Ferrell has built a massively successful career playing some of the most comically aloof, dim-witted characters in the history of Hollywood cinema. And when not burdened by sub-par writing or inadequate supporting casts, the chief obstacle for the successful translation of Ferrell’s ‘fish-out-of-water’ characters is the difficulty faced by audiences in having to reconcile the extreme awkwardness of these caricatures with the worlds in which they live.
From this perspective, Anchorman: The Legend of Ron Burgundy (2004) is successful precisely because Ferrell’s title character was an acute representation of the circles in which he moved, at odds with his wider working environment whilst reflecting certain aspects of modern society. Talladega Nights: The Ballad of Ricky Bobby (2006), on the other hand, was a mixed success because the character of Ricky Bobby was placed way too deeply within a heavily caricatured world. In short, it was hard to determine where Ferrell’s character ended and the ‘real world’ began.
Indeed, finding the right balance for Ferrell’s characters can mean the difference between a hilarious success and a unmitigatedly unfunny disaster.

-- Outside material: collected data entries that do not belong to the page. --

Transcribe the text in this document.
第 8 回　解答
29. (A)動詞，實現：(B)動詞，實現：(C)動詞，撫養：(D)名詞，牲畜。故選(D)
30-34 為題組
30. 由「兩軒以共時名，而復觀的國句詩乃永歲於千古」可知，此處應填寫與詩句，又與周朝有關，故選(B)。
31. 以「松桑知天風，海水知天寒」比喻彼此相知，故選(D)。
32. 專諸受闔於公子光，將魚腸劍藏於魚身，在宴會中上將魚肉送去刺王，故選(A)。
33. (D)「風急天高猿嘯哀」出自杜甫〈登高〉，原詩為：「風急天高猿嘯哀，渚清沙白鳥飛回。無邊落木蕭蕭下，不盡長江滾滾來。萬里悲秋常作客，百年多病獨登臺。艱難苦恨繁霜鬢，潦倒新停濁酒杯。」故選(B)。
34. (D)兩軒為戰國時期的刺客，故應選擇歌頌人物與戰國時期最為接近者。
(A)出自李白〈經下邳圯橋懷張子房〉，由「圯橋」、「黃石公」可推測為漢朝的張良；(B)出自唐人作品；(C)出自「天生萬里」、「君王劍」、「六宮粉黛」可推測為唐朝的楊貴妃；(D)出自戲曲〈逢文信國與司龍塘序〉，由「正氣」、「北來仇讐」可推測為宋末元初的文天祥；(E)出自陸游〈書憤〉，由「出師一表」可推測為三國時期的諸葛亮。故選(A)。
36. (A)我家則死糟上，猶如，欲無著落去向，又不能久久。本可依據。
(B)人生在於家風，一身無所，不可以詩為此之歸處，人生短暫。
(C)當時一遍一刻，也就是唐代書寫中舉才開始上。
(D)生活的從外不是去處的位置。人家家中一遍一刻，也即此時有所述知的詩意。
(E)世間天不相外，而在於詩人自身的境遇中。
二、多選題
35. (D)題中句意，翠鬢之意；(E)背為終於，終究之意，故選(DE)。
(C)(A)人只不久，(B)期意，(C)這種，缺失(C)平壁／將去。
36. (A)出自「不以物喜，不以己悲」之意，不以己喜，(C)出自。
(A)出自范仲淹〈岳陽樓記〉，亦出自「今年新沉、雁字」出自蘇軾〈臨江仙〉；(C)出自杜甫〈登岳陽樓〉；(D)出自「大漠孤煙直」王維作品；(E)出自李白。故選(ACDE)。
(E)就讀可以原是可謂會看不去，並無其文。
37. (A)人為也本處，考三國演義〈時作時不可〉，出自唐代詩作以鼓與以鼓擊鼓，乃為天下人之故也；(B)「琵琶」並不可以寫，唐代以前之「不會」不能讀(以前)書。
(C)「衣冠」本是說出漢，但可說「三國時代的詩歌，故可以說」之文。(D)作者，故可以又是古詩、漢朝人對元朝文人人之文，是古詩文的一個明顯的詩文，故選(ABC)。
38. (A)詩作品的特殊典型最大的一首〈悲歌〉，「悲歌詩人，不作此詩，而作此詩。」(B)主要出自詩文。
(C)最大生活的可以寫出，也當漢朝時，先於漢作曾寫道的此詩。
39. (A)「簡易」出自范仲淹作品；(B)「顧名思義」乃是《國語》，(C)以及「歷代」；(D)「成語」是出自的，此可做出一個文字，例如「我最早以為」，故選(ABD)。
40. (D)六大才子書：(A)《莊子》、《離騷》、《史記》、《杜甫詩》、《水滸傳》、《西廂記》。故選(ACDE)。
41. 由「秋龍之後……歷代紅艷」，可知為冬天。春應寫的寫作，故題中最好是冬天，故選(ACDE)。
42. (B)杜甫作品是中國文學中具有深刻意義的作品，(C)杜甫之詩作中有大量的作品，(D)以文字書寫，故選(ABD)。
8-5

Because of the central contrivance of Elf – a human child accidentally collected by Santa Claus from an orphanage and raised as an elf in the North Pole – Ferrell’s typically dim comic persona makes complete sense precisely because he is transplanted directly into the ‘real’ world.
So when Ferrell’s elf, Buddy, walks out into the middle of a New York street and his upended by a taxi, it’s funny not just because it is unexpected, but because it is perfectly in keeping with the naïvety of a character who, in all likelihood, has never before encountered those funny little yellow mechanical monsters.